Congedo del padre per il 2020: attenzione alla data di nascita

La L. 160/2019 ha previsto la proroga della misura, ma la mancanza di una norma strutturale e l'ennesimo cambiamento di durata richiedono (ancora una volta) particolari cautele.

La L. 160/2019 (legge di Bilancio 2020) ha previsto la proroga per il 2020 del congedo obbligatorio del padre lavoratore dipendente, aumentandone la durata a 7 giorni, fruibili anche in maniera non continuativa, entro i 5 mesi dalla nascita (o dall'ingresso in famiglia/Italia in caso di adozioni o affidamenti nazionali/internazionali): rispetto a questo, si noti che tale termine resta inalterato anche in caso di parto prematuro e che il numero di giorni non varia neppure nel caso di parto plurimo.

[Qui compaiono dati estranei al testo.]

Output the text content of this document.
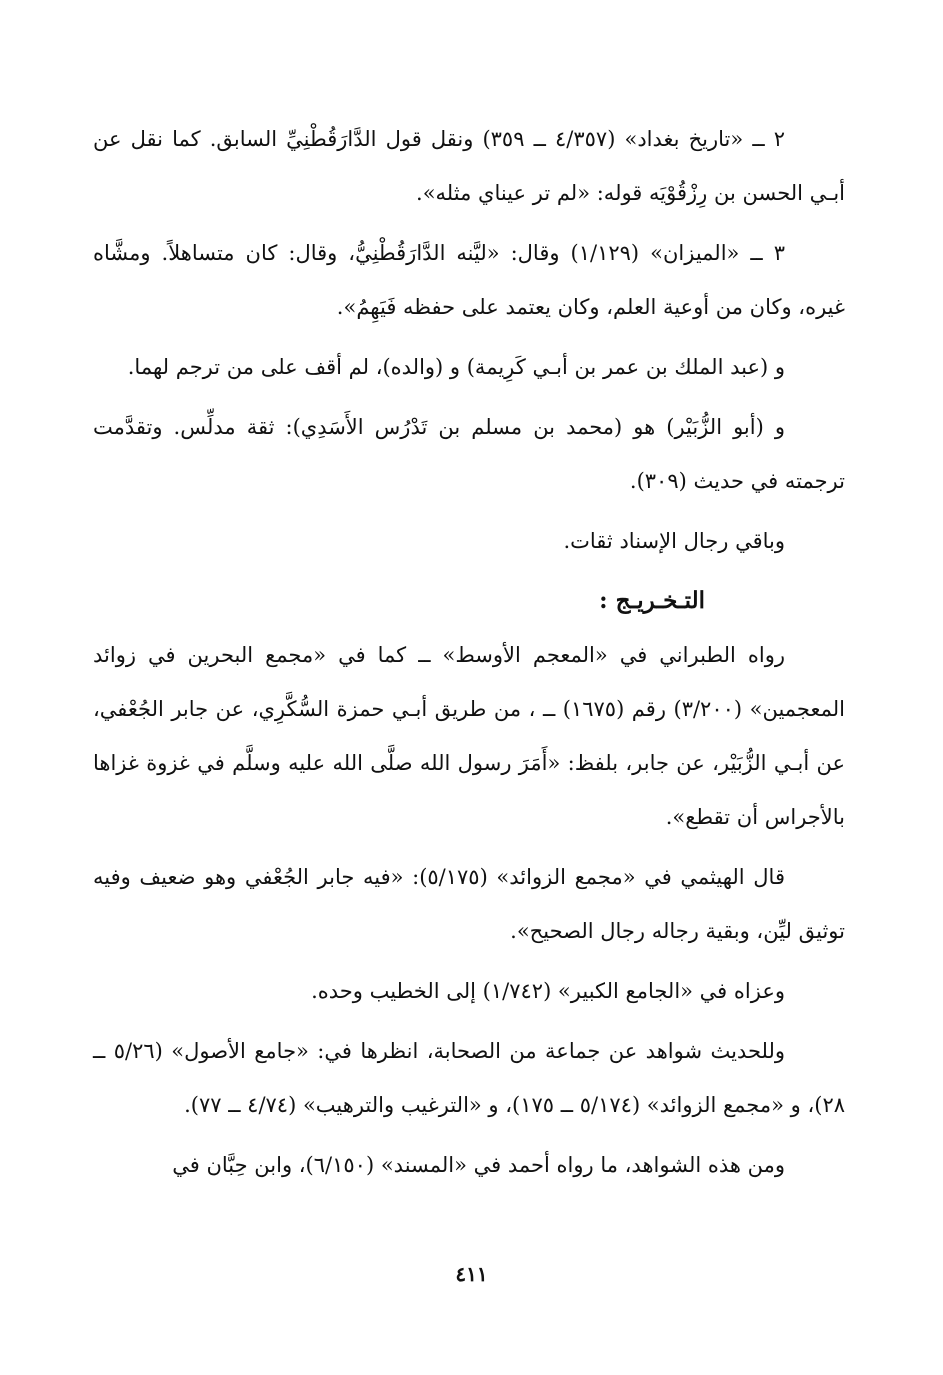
٢ ــ «تاريخ بغداد» (٤/٣٥٧ ــ ٣٥٩) ونقل قول الدَّارَقُطْنِيِّ السابق. كما نقل عن أبـي الحسن بن رِزْقُوْيَه قوله: «لم تر عيناي مثله».

٣ ــ «الميزان» (١/١٢٩) وقال: «ليَّنه الدَّارَقُطْنِيُّ، وقال: كان متساهلاً. ومشَّاه غيره، وكان من أوعية العلم، وكان يعتمد على حفظه فَيَهِمُ».

و (عبد الملك بن عمر بن أبـي كَرِيمة) و (والده)، لم أقف على من ترجم لهما.

و (أبو الزُّبَيْر) هو (محمد بن مسلم بن تَدْرُس الأَسَدِي): ثقة مدلِّس. وتقدَّمت ترجمته في حديث (٣٠٩).

وباقي رجال الإسناد ثقات.

التـخـريـج :

رواه الطبراني في «المعجم الأوسط» ــ كما في «مجمع البحرين في زوائد المعجمين» (٣/٢٠٠) رقم (١٦٧٥) ــ ، من طريق أبـي حمزة السُّكَّرِي، عن جابر الجُعْفي، عن أبـي الزُّبَيْر، عن جابر، بلفظ: «أَمَرَ رسول الله صلَّى الله عليه وسلَّم في غزوة غزاها بالأجراس أن تقطع».

قال الهيثمي في «مجمع الزوائد» (٥/١٧٥): «فيه جابر الجُعْفي وهو ضعيف وفيه توثيق ليِّن، وبقية رجاله رجال الصحيح».

وعزاه في «الجامع الكبير» (١/٧٤٢) إلى الخطيب وحده.

وللحديث شواهد عن جماعة من الصحابة، انظرها في: «جامع الأصول» (٥/٢٦ ــ ٢٨)، و «مجمع الزوائد» (٥/١٧٤ ــ ١٧٥)، و «الترغيب والترهيب» (٤/٧٤ ــ ٧٧).

ومن هذه الشواهد، ما رواه أحمد في «المسند» (٦/١٥٠)، وابن حِبَّان في

٤١١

Oltre a ciò, è stata confermata la possibilità di fruire, entro i medesimi termini di cui sopra, di un ulteriore giorno di congedo facoltativo: al contrario di quello obbligatorio, che rappresenta un diritto autonomo, riconosciuto a prescindere dalla circostanza che la madre abbia o meno diritto al congedo di maternità e indipendentemente dal fatto che il padre abbia fruito di quello di paternità, il padre lavoratore potrà fruire del facoltativo soltanto previo accordo con la madre e in sua sostituzione, per un pari periodo da decurtare dal periodo di astensione obbligatoria a lei spettante. Per le giornate di congedo (obbligatorio e facoltativo) del padre sono previste sia l'erogazione di un'indennità pari al 100% della retribuzione media giornaliera del lavoratore, calcolata con le medesime regole di determinazione dell'indennità di maternità, sia il riconoscimento di contribuzione figurativa ai fini...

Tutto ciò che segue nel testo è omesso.